Just a thought: Is your PDF content being served with
mimetype="application/pdf"?

Regards,
Gora

Re: Crawling PDFs

Posted by paddz <pa...@aufwind.cc>.
Hi Lewis,

i am using nutch 1.5.1
I get no specific log output or errors.

I am expecting nutch to crawl pdfs with no file extension e.g.
/output/mypdffile, actually nutch is only crawling/parsing pdfs which look
like this /output/mypdffile*.pdf*

readdb stats:
Statistics for CrawlDb: XYZ
TOTAL urls:	104
retry 0:	104
min score:	0.0
avg score:	0.037596155
max score:	1.01
status 2 (db_fetched):	104
CrawlDb statistics: done

Thanks
Patrick




--
View this message in context: http://lucene.472066.n3.nabble.com/Crawling-PDFs-no-file-extension-tp4032174p4033105.html
Sent from the Nutch - User mailing list archive at Nabble.com.

Re: Crawling PDFs

Posted by Lewis John Mcgibbney <le...@gmail.com>.
Hi paddz,
Nutch version?
log output?
readdb results?
Difference between expected behaviour and actual?
Any log output?

Thanks
Lewis

On Thu, Jan 10, 2013 at 4:18 AM, paddz <pa...@aufwind.cc> wrote:

> Hi there,
>
> i am having some problems parsing PDFs, i got a website to crawl which
> includes some links to pdf files.

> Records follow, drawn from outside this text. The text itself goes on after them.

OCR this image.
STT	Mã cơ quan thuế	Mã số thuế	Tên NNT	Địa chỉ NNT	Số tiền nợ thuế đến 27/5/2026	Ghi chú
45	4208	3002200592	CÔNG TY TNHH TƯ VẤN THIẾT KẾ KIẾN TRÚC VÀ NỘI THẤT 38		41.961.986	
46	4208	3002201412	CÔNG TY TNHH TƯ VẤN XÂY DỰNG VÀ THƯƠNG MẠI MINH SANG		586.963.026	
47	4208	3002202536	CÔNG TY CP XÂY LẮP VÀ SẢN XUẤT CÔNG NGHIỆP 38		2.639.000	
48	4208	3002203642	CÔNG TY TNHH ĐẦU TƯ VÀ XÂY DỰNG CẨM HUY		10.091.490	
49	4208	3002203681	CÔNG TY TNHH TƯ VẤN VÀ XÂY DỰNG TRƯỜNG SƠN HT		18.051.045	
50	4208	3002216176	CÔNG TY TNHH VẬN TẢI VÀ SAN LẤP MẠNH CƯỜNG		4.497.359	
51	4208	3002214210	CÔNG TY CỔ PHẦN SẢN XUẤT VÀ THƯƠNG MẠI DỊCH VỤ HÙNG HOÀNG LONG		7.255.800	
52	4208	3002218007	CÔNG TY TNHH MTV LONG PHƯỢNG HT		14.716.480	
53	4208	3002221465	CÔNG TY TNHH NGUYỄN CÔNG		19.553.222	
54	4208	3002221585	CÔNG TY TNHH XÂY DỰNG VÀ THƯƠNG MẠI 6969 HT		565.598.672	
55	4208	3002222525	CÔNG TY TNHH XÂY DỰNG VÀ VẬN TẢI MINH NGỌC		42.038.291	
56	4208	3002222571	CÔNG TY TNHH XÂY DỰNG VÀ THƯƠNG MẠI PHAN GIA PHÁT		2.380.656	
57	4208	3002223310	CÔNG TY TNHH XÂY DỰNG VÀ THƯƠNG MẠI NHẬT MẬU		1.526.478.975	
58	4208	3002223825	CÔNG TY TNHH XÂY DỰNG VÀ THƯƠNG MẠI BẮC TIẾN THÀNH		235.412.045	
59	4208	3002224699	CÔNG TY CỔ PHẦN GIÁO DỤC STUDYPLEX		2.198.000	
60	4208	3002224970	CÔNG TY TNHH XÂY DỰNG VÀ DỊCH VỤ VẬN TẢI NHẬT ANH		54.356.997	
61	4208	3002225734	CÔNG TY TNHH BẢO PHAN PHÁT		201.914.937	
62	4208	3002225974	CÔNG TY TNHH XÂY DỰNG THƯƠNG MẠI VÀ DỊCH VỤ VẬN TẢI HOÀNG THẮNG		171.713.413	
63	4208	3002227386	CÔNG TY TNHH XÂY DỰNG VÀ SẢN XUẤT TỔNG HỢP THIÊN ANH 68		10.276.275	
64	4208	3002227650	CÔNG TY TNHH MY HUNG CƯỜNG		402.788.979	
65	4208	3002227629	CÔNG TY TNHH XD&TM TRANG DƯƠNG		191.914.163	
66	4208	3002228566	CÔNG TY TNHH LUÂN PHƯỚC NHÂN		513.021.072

My problem is that nutch is not
> recognizing these links as PDF files.
>
> The links are just simple output links (http://XYZ/output/4366), with no
> file extension and this seems to be the problem, if I rebuild the links
> with
> an .pdf extension nutch crawls them, but that is not really an option for
> me.
> Is there an other solution, or do i just have an error in my config
> elsewhere? I could bet nutch can detect pdfs whether they have an file
> extension or not.
>
>
>
>
>
> --
> View this message in context:
> http://lucene.472066.n3.nabble.com/Crawling-PDFs-tp4032174.html
> Sent from the Nutch - User mailing list archive at Nabble.com.
>



-- 
*Lewis*